Reputation: 1451
I work for an early-stage startup and currently we are in the process of choosing a hosted MongoDB service. Our requirement is fairly simple, we need a 'medium' sized Mongo server where a daily job will import around 100K JSON objects (with additional reporting).Inspired by these snippets(link), I have written a simple benchmark harness (link here). But to my surprise, the results are quite slow (roughly 2 seconds /insert using a hosted MongoDB service). I am sure, something is wrong with my implementation. Can anyone of you help me out?
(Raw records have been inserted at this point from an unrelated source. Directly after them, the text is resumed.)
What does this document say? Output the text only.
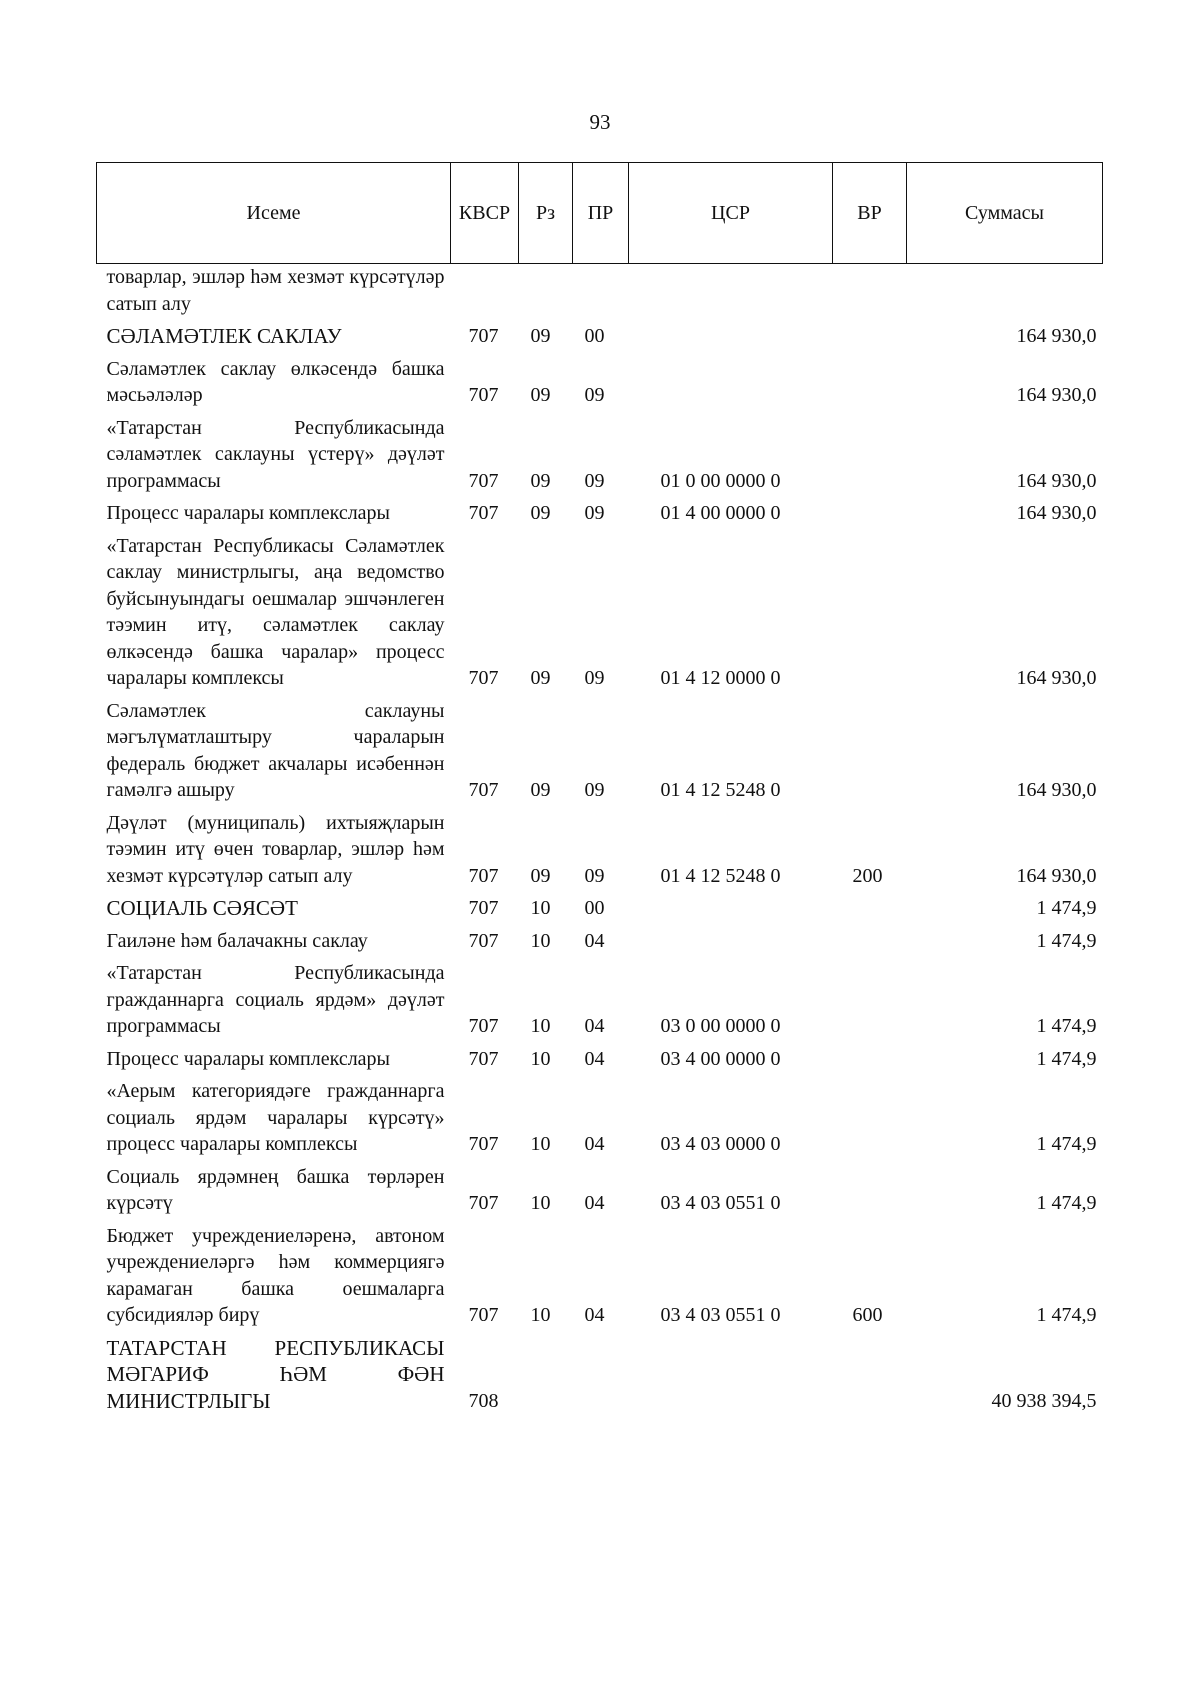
93
Исеме	КВСР	Рз	ПР	ЦСР	ВР	Суммасы
товарлар, эшләр һәм хезмәт күрсәтүләр сатып алу						
СӘЛАМӘТЛЕК САКЛАУ	707	09	00			164 930,0
Сәламәтлек саклау өлкәсендә башка мәсьәләләр	707	09	09			164 930,0
«Татарстан Республикасында сәламәтлек саклауны үстерү» дәүләт программасы	707	09	09	01 0 00 0000 0		164 930,0
Процесс чаралары комплекслары	707	09	09	01 4 00 0000 0		164 930,0
«Татарстан Республикасы Сәламәтлек саклау министрлыгы, аңа ведомство буйсынуындагы оешмалар эшчәнлеген тәэмин итү, сәламәтлек саклау өлкәсендә башка чаралар» процесс чаралары комплексы	707	09	09	01 4 12 0000 0		164 930,0
Сәламәтлек саклауны мәгълүматлаштыру чараларын федераль бюджет акчалары исәбеннән гамәлгә ашыру	707	09	09	01 4 12 5248 0		164 930,0
Дәүләт (муниципаль) ихтыяҗларын тәэмин итү өчен товарлар, эшләр һәм хезмәт күрсәтүләр сатып алу	707	09	09	01 4 12 5248 0	200	164 930,0
СОЦИАЛЬ СӘЯСӘТ	707	10	00			1 474,9
Гаиләне һәм балачакны саклау	707	10	04			1 474,9
«Татарстан Республикасында гражданнарга социаль ярдәм» дәүләт программасы	707	10	04	03 0 00 0000 0		1 474,9
Процесс чаралары комплекслары	707	10	04	03 4 00 0000 0		1 474,9
«Аерым категориядәге гражданнарга социаль ярдәм чаралары күрсәтү» процесс чаралары комплексы	707	10	04	03 4 03 0000 0		1 474,9
Социаль ярдәмнең башка төрләрен күрсәтү	707	10	04	03 4 03 0551 0		1 474,9
Бюджет учреждениеләренә, автоном учреждениеләргә һәм коммерциягә карамаган башка оешмаларга субсидияләр бирү	707	10	04	03 4 03 0551 0	600	1 474,9
ТАТАРСТАН РЕСПУБЛИКАСЫ МӘГАРИФ ҺӘМ ФӘН МИНИСТРЛЫГЫ	708					40 938 394,5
How do you benchmark Mongo INSERT operation with Ruby.
Upvotes: 1
Views: 478
Reputation: 74630
Your code looks fine, and runs fine on a modest mongod VM
2 [email protected] / 512MiB / VDI file on spindle disk.
counter: 20 timer: 0.17177268
counter: 40 timer: 0.169776753
counter: 60 timer: 0.170003466...
To demonstrate the impact network latency has on these results, add a latency of 100ms to the mongo servers interface.
sudo tc qdisc add dev eth1 root handle 1:0 netem delay 100ms
This results in times around 2 seconds for each batch:
counter: 20 timer: 2.17708192
counter: 40 timer: 2.080139019
counter: 60 timer: 2.074216244
One other thing to check is if the service you are testing runs a server version earlier than 2.6. The initialize_ordered_bulk_op
method will not do what you expect on < 2.6. The code will still function, but each insert
will require a round trip to the mongo instance. This is probably not the case as you would need a return trip of about 5ms to get your ~ 2 second results. You can turn on logging for the MongoClient to check just in case...
require 'logger'
logger = Logger.new(STDOUT)
db = MongoClient.new(HOST, PORT, { :logger => logger ).db(DBNAME)
If each of your 20 inserts has a log line rather than one for the batch then you need to look for another service.
MONGODB (XX.Xms) dummyDB['dummyDB.dummyCollection'].insert...
In any case network latency will play a large part in your system if you're using an externally hosted db.
The round trip time from your infrastructure to the Mongo service will add that overhead to every transaction time. So a single threaded test with small batches will be impacted in overall time a lot more than a multi threaded test with huge batches.
Using your test setup values and building in a 100ms round trip as an example
20000 inserts / 20 per batch * 100ms delay = 100 seconds total.
Reworking your code a little allows you to see the a difference various bulk op sizes make at 100ms latency.
Bulk Insert batch of [5]
counter[500] timer[10.2571]
counter[1000] timer[10.2656]
Bulk Insert batch of [20]
counter[500] timer[2.6140]
counter[1000] timer[2.6152]
Bulk Insert batch of [50]
counter[500] timer[1.0550]
counter[1000] timer[1.0543]
Bulk Insert batch of [100]
counter[500] timer[0.5396]
counter[1000] timer[0.5380]
Bulk Insert batch of [500]
counter[500] timer[0.3282]
counter[1000] timer[0.2300]
Along with your mongodb benchmarking it's a good idea to collect latency information for any of the services you are considering. You can use something like mtr
to monitor the network or simply pull the data per query from the MongoClient logger over a longer period. Spikes and variances in latency are probably worse than a slightly slower consistent value as they add unpredictability to your system.
Upvotes: 2